Kur'an-ı Kerim ve Türkçe Meali Sayfa 322
1. İnsanların hesap verme vakti yaklaştı. Ama onlar hâlâ koyu bir gaflet içinde haktan yüz çevirmekteler.
2. (2-3) Rab’leri tarafından kendilerine gelen her yeni uyarıyı, alaya alıp kalpleri eğlenceye dalarak dinlerler. Hem o zalimler aralarında kulis yapıp, şu fısıltıyı, gizlice yayarlar: "O da sizin gibi bir insandan başka bir şey değil. Şimdi siz göz göre göre sihire mi kapılacaksınız yani?"
3. (2-3) Rab’leri tarafından kendilerine gelen her yeni uyarıyı, alaya alıp kalpleri eğlenceye dalarak dinlerler. Hem o zalimler aralarında kulis yapıp, şu fısıltıyı, gizlice yayarlar: "O da sizin gibi bir insandan başka bir şey değil. Şimdi siz göz göre göre sihire mi kapılacaksınız yani?"
4. Resul dedi ki: "Rabbim gökte olsun, yerde olsun, söylenen her sözü bilir.
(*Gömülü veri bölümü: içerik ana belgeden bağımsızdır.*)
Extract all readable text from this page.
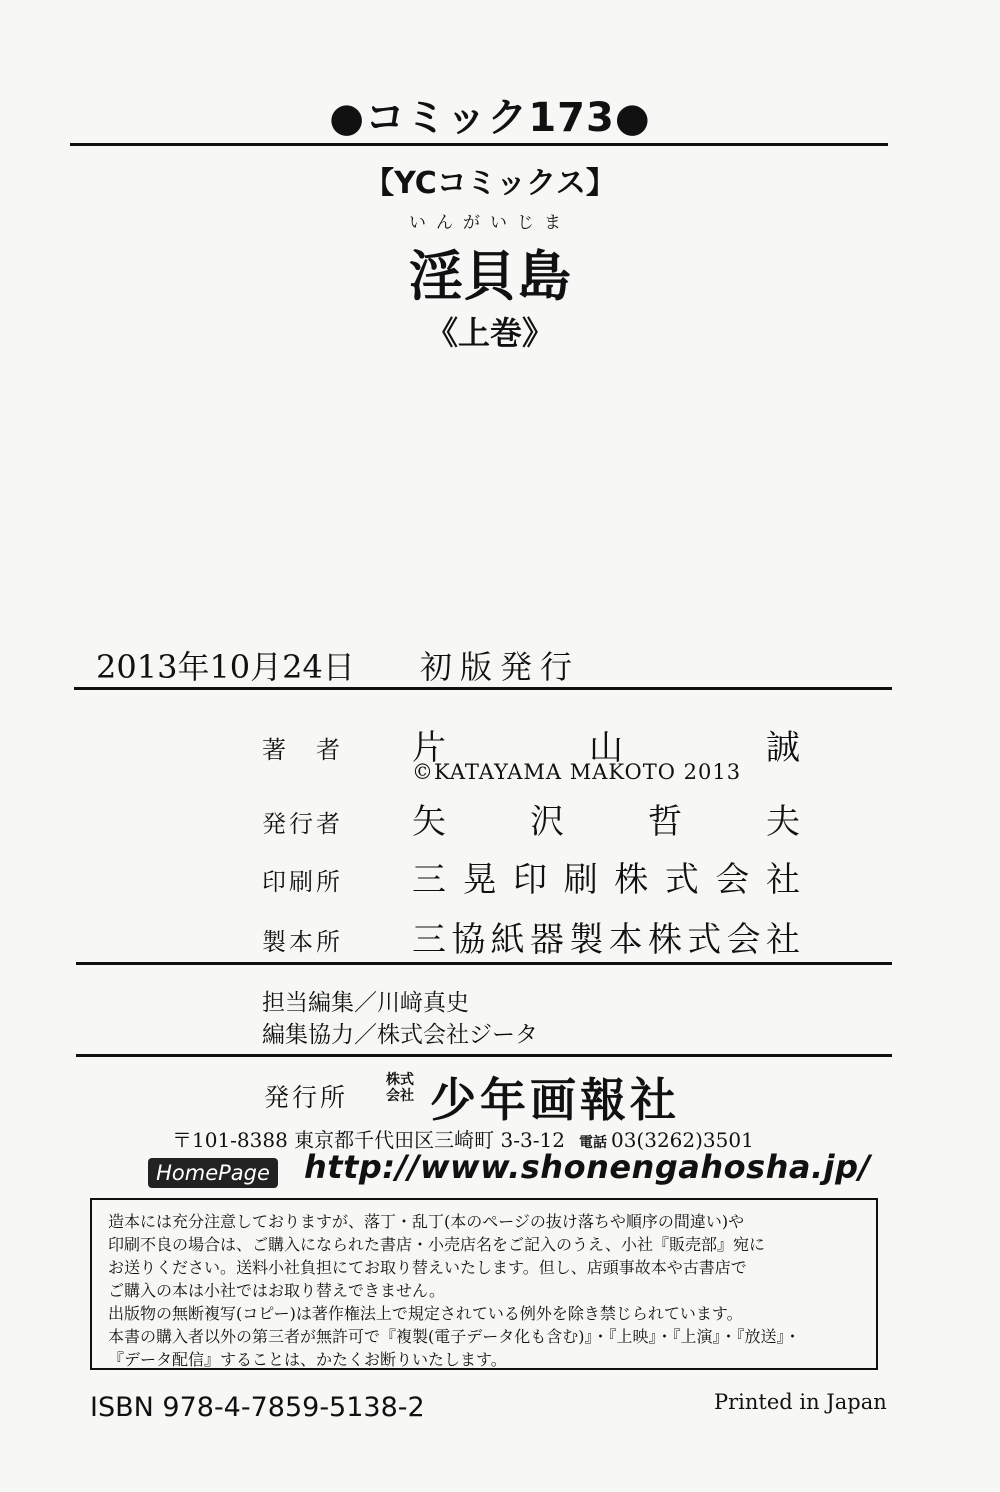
●コミック173●
【YCコミックス】
いんがいじま
淫貝島
《上巻》
2013年10月24日 初版発行
著　者 片	山	誠
©KATAYAMA MAKOTO 2013
発行者 矢 沢 哲 夫
印刷所 三 晃 印 刷 株 式 会 社
製本所 三 協 紙 器 製 本 株 式 会 社
担当編集／川﨑真史
編集協力／株式会社ジータ
発行所
株式会社 少年画報社
〒101-8388 東京都千代田区三崎町 3-3-12 電話 03(3262)3501
HomePage http://www.shonengahosha.jp/

造本には充分注意しておりますが、落丁・乱丁(本のページの抜け落ちや順序の間違い)や

印刷不良の場合は、ご購入になられた書店・小売店名をご記入のうえ、小社『販売部』宛に

お送りください。送料小社負担にてお取り替えいたします。但し、店頭事故本や古書店で

ご購入の本は小社ではお取り替えできません。

出版物の無断複写(コピー)は著作権法上で規定されている例外を除き禁じられています。

本書の購入者以外の第三者が無許可で『複製(電子データ化も含む)』・『上映』・『上演』・『放送』・

『データ配信』することは、かたくお断りいたします。

ISBN 978-4-7859-5138-2	Printed in Japan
O öyle mükemmel işitir, öyle mükemmel bilir ki!"
5. (Kur’ân’ı kime mal edecekleri konusunda şaşırıp kaldılar, cevapları kendilerini bile tatmin etmeyip durmadan fikir değiştirdiler.) "Hayır!" dediler, "bu adğâsu ahlam: karışık karışık rüyalar." "Yok yok, böyle değil, anlaşılan onu kendisi uydurmuş!" "Hayır! bu da değil, galiba o bir şair!", "Öyleyse önceki peygamberlere verilen mûcizeler kabilinden istediğimiz mûcizeyi bize göstersin!"
6. Kendilerinden önce imha ettiğimiz hiç bir şehir halkı iman etmedi, şimdi bunlar mı iman edecekler?
7. Biz senden önce de, ancak kendilerine vahiy gönderdiğimiz birtakım erkekleri peygamber gönderdik. Şayet bilmiyorsanız, bunu bilenlere sorunuz.
8. Biz onları yiyip içmeyen bedenden ibaret kılmadık; hem dünyada onlar ebedî olarak da kalmadılar.
9. Sonra onlara verdiğimiz sözü yerine getirdik. Onları ve beraberlerinde bulunan dilediğimiz kullarımızı kurtardık, haddi aşanları ise helâk ettik.
10. Muhakkak ki, hayatınız için gerekli notları içeren, size şan ve şeref sağlayan bir kitap indirdik. Neden düşünmüyorsunuz?